Israeli ex-president, Nobel laureate Shimon Peres dies

Agence France-Presse . Jerusalem
Shimon Peres

Shimon Peres

Israeli ex-president and Nobel Peace Prize winner Shimon Peres died on Wednesday, some two weeks after suffering a major stroke, triggering an outpouring of grief for the historic figure and beloved statesman.
Peres, who was 93, held nearly every major office in the country, serving twice as prime minister and also as president, a mostly ceremonial role, from 2007 to 2014.
He won the 1994 Nobel Peace Prize jointly with prime minister Yitzhak Rabin and Palestinian leader Yasser Arafat for his role in negotiating the Oslo accords, which envisioned an independent Palestinian state.
Peres died around 3:00am (00:00 GMT), Rafi Walden, who was Peres’s personal doctor and also his son-in-law, said.
His family held a press conference later in the morning, praising Peres’s tireless work ethic and what they called his devotion to peace.
‘He had no interest other than serving the people of Israel,’ said his son Chemi, his eyes moist as he read a letter on behalf of the family at the hospital in Ramat Gan, a suburb of Tel Aviv.
US president Barack Obama immediately hailed Peres as a friend who ‘never gave up on the possibility of peace.’
‘There are few people who we share this world with who change the course of human history, not just through their role in human events, but because they expand our moral imagination and force us to expect more of ourselves,’ Obama said in a statement.
Former US president Bill Clinton, who helped usher in the Oslo peace accords, said: ‘The Middle East has lost a fervent advocate for peace and reconciliation.’
‘I’ll never forget how happy he was 23 years ago when he signed the Oslo accords on the White House lawn, heralding a more hopeful era in Israeli-Palestinian relations.’

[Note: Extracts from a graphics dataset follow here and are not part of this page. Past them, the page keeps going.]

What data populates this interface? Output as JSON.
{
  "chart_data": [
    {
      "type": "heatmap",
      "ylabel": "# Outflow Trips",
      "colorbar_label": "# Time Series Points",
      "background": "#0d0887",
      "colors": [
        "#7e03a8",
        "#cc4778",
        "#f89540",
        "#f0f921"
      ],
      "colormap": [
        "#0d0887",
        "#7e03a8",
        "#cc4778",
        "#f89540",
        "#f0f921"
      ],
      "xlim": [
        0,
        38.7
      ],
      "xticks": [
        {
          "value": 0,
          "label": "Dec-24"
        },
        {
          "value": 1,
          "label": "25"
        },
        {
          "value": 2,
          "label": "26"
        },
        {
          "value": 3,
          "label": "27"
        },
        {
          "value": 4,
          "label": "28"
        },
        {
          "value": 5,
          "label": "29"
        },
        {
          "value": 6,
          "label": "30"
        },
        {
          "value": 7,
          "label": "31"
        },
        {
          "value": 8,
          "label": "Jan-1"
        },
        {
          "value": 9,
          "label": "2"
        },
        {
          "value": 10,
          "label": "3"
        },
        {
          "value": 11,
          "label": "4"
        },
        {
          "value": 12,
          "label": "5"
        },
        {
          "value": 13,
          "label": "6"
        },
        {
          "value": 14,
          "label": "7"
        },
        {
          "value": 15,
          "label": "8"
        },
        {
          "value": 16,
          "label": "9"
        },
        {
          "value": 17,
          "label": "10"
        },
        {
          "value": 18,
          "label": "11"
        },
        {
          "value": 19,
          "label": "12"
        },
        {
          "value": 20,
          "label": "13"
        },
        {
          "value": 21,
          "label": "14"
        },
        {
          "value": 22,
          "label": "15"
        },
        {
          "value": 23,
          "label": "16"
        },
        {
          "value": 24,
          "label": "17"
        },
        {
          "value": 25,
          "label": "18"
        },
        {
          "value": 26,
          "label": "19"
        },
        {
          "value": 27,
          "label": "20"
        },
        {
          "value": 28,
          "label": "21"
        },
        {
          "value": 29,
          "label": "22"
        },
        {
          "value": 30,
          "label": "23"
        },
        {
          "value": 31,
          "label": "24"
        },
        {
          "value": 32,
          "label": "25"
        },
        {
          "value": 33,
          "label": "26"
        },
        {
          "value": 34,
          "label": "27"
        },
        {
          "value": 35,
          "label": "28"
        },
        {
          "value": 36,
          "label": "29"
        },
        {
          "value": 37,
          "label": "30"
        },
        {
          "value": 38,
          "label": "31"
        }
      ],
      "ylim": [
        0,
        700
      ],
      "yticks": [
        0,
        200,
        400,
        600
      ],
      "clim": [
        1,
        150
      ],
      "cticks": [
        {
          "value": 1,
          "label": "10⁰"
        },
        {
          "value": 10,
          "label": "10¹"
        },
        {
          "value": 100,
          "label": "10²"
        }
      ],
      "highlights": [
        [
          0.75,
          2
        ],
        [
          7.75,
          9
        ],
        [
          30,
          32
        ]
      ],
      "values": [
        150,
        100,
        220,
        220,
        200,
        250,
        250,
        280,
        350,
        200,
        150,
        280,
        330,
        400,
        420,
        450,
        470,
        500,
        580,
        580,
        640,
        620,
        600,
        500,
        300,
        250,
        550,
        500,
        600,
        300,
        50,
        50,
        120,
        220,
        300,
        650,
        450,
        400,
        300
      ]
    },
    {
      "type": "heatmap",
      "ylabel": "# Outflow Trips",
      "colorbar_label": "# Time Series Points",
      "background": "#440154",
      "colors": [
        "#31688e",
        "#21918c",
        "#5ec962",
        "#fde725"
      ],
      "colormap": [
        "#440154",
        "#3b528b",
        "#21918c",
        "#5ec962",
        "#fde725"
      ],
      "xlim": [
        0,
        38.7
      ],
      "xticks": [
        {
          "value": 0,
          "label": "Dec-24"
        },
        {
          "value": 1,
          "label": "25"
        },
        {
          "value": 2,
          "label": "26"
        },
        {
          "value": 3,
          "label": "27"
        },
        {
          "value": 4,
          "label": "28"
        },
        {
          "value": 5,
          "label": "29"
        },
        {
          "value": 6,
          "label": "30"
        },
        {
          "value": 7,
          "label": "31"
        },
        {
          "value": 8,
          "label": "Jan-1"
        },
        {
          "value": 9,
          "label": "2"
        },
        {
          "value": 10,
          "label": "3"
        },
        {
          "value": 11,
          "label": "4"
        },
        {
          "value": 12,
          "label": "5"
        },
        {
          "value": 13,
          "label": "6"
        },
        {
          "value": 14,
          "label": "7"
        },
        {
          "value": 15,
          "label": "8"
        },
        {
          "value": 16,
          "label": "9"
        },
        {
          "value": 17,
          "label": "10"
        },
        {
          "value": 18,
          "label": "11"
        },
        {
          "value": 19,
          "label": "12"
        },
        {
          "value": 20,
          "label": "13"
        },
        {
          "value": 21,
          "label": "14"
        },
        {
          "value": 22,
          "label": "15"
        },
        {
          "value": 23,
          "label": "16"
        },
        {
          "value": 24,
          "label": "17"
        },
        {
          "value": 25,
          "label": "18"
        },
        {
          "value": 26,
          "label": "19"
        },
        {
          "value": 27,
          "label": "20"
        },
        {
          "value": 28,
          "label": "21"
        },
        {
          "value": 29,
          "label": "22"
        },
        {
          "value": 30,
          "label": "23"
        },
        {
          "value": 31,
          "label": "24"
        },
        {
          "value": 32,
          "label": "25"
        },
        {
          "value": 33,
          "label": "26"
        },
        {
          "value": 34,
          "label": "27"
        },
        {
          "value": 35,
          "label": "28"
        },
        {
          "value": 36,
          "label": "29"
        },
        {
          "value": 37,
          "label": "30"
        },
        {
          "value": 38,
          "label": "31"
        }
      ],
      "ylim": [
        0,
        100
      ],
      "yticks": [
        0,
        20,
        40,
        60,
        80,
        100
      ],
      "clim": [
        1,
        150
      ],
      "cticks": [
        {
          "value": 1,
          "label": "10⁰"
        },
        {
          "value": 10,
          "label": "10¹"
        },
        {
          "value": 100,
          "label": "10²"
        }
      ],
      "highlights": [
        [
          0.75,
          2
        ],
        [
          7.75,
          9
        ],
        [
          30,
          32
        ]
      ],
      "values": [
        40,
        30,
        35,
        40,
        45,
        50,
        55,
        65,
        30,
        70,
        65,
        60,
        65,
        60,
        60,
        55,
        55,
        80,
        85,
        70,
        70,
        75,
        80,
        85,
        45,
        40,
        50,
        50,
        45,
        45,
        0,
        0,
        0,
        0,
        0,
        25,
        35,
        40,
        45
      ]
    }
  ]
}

Israeli prime minister Benjamin Netanyahu expressed his ‘profound sadness’. Opposition leader Isaac Herzog, the head of Labour, Peres’s longtime party, said he will be ‘forever remembered as an icon of Israel’s history.’
However, a spokesman for Hamas, the Palestinian Islamist movement that runs the Gaza Strip, welcomed his death and called him a ‘criminal.’

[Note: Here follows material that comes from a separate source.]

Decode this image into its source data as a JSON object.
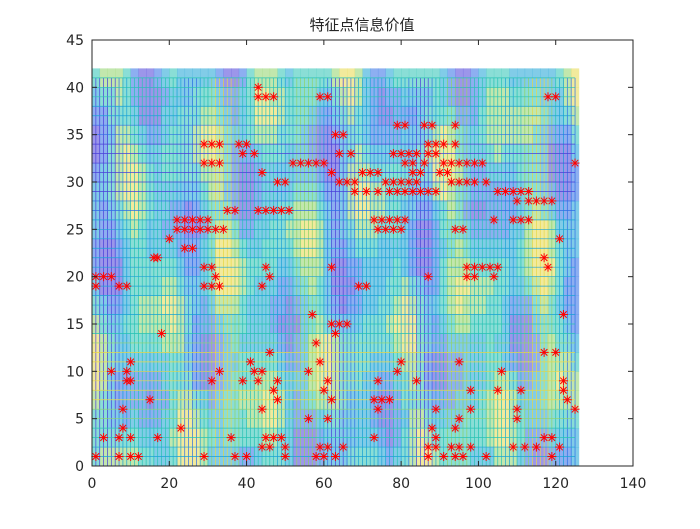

The Palestinian Authority, based in the West Bank and dominated by president Mahmud Abbas’s Fatah, had not commented.
While Peres has been lauded abroad and in Israel as a peacemaker, many Palestinians view him very differently, citing his involvement in successive Arab-Israeli wars and the occupation of Palestinian territory.
Peres had been in hospital since September 13, when he was admitted feeling unwell and suffered the stroke with internal bleeding.